Sunday, 21 August 2022

Why Metaphorical And Congruent Expressions Are Not Synonymous

Halliday & Matthiessen (1999: 538):
It might be maintained that a pair of expressions such as in times of engine failure and whenever an engine failed are simply synonymous, and do not imply any reconstruction of experience. But there are two problems with this view. 
One is that of history, referred to above. If neither had preceded the other, they could simply be free alternatives (though language is seldom so extravagant with its resources as this would imply!). But since one form of wording came first, it inevitably acquired a rich semantic loading.
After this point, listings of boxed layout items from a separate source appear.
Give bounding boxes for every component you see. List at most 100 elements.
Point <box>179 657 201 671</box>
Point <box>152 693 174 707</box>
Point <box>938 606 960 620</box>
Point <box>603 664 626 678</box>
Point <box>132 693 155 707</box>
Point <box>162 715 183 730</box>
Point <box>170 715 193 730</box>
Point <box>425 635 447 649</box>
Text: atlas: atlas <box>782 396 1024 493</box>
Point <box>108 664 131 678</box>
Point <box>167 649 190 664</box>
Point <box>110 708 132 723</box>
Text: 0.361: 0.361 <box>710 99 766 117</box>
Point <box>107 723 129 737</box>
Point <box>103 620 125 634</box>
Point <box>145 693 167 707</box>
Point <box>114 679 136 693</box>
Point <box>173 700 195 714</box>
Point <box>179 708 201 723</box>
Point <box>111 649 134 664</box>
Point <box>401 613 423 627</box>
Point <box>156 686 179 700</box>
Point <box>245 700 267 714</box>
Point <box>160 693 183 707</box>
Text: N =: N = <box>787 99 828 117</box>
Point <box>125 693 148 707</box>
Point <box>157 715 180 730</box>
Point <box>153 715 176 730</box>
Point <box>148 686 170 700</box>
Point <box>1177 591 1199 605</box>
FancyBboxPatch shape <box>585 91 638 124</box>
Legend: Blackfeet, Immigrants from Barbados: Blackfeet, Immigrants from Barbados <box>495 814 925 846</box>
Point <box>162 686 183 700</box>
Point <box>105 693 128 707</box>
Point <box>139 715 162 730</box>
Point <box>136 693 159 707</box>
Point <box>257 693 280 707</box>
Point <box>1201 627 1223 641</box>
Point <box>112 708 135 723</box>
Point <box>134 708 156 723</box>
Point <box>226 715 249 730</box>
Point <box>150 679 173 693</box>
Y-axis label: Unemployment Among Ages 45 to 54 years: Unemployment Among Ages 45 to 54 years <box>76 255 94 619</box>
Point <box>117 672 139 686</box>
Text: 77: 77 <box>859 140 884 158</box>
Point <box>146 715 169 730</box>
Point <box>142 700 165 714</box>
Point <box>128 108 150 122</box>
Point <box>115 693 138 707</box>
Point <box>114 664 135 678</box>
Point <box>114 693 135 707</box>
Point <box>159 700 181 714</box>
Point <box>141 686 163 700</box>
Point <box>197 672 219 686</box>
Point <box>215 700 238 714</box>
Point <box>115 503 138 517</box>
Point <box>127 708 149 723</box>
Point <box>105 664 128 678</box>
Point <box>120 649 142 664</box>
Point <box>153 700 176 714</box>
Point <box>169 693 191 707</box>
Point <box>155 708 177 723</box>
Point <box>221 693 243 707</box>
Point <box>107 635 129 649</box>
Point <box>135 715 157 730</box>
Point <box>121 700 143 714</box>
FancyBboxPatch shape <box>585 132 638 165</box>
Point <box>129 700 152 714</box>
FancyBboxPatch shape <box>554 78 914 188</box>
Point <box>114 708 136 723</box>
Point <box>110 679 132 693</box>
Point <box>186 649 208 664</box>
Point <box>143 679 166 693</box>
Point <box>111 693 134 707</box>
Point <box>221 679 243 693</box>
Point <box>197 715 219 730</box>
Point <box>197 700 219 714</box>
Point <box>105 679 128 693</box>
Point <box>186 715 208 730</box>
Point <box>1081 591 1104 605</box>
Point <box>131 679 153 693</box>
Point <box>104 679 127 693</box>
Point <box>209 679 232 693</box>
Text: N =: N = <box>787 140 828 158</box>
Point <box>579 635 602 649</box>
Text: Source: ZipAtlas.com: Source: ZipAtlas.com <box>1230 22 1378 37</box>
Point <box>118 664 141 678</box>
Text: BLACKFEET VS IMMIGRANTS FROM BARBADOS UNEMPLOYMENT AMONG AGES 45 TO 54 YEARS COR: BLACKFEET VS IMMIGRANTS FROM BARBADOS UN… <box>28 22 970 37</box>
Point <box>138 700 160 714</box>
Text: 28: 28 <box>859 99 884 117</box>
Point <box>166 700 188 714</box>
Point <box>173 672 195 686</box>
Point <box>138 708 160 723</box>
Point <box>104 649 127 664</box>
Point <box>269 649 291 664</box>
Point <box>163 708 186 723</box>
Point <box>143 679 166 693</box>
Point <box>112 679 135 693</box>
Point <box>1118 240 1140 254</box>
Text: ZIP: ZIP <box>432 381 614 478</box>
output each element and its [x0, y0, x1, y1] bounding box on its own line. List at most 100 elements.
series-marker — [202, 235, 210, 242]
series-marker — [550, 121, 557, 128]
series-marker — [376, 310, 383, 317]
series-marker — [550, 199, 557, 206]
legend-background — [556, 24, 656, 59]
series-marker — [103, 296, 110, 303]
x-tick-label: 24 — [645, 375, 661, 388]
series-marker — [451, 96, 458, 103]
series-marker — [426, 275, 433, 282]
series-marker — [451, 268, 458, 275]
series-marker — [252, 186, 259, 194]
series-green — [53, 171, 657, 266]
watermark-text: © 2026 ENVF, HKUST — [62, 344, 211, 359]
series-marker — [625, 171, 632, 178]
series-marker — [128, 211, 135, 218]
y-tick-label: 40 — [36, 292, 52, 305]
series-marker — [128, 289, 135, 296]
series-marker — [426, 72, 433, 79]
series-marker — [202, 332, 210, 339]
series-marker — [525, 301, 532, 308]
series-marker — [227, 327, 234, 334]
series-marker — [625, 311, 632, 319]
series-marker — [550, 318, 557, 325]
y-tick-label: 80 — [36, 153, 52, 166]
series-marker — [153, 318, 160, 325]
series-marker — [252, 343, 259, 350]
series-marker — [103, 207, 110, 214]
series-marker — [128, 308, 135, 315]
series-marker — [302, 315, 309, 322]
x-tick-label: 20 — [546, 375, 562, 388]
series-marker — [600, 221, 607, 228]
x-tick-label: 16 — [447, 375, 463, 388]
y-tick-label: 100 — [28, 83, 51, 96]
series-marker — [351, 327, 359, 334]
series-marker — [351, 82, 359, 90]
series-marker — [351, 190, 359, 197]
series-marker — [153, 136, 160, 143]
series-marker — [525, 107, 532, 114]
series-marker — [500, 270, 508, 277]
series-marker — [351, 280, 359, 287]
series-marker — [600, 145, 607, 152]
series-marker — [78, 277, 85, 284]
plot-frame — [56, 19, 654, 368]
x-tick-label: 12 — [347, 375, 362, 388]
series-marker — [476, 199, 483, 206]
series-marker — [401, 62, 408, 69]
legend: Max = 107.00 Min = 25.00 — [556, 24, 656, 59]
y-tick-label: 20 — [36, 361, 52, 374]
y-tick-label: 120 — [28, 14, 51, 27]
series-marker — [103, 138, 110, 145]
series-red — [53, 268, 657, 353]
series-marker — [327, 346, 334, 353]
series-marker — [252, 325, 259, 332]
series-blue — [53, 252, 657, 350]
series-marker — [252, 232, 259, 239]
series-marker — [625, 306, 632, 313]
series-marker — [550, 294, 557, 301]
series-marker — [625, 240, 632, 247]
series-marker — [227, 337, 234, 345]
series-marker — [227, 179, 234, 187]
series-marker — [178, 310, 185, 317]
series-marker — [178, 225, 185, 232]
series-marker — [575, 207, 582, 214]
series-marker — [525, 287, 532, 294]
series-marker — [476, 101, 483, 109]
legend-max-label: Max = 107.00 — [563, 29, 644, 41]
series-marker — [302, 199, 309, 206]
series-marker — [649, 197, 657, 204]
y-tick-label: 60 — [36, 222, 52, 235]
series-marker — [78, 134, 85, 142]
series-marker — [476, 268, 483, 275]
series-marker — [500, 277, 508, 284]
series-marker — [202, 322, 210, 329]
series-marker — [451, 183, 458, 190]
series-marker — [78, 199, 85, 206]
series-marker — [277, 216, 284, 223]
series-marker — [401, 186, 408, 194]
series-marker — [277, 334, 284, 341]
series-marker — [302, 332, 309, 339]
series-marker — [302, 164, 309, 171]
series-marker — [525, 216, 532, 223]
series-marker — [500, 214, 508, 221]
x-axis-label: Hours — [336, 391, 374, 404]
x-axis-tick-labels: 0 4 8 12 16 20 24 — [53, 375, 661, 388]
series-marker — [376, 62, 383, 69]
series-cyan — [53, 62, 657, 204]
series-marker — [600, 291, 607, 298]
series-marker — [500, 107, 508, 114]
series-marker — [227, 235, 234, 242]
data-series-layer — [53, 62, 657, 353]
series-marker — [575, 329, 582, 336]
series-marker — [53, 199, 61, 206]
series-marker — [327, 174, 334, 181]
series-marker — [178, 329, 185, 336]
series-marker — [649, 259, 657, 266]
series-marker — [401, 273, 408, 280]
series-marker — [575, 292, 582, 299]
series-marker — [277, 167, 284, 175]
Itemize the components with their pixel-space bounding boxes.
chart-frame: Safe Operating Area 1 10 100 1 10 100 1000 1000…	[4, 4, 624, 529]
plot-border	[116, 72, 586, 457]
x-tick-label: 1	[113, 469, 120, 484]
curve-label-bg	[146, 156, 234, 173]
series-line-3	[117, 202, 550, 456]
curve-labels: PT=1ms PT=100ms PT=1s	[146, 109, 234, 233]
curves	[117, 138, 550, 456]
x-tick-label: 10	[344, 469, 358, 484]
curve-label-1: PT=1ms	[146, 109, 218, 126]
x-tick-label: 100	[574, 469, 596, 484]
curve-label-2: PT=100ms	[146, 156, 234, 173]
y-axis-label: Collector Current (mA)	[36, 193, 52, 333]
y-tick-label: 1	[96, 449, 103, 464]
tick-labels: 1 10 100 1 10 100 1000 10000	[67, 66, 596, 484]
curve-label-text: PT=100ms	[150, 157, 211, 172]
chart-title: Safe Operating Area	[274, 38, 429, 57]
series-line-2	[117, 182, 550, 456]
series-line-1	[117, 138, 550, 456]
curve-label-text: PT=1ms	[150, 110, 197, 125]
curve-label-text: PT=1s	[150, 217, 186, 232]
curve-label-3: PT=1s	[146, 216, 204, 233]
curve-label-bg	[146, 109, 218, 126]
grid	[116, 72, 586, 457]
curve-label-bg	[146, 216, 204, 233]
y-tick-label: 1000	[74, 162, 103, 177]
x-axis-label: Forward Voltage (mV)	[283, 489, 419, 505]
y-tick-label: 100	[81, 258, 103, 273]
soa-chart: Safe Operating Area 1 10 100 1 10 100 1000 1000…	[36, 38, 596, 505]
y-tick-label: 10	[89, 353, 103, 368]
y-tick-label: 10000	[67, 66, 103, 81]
Since nouns evolved as names of classes of things, anything which is represented as a noun inevitably acquires the status of a thing, with the implication of a concrete object as the prototype. Thus in engine failure, the grammar has construed a thing called failure; and the nominal group then accommodates classes of failure (with another noun as Classifier), such as crop failure, heart failure and engine failure. Thus engine failure and engines fail are precisely not synonymous, because in engine failure the happening failure has acquired an additional semantic feature as the name of a class of things.
The second problem is that of sheer scale. If only odd, more or less random instances of this kind of metaphor occurred, they could have little effect on the system as a whole. But given the massive scale of this shift in the grammar, affecting as it does entire registers of modern English, it cannot simply be dismissed as meaningless variation. As we saw in Chapter 6, the metaphoric processes themselves are highly systematic; moreover they occur in typical syndromes, so that it is not just one aspect of the construction that is affected. Rather, the entire perspective is shifted sideways, so that each element in the configuration is reconstructed as something else. When this pattern comes to predominate throughout a large proportion of the discourse of adult life, it amounts to a fairly major resemanticising of experience.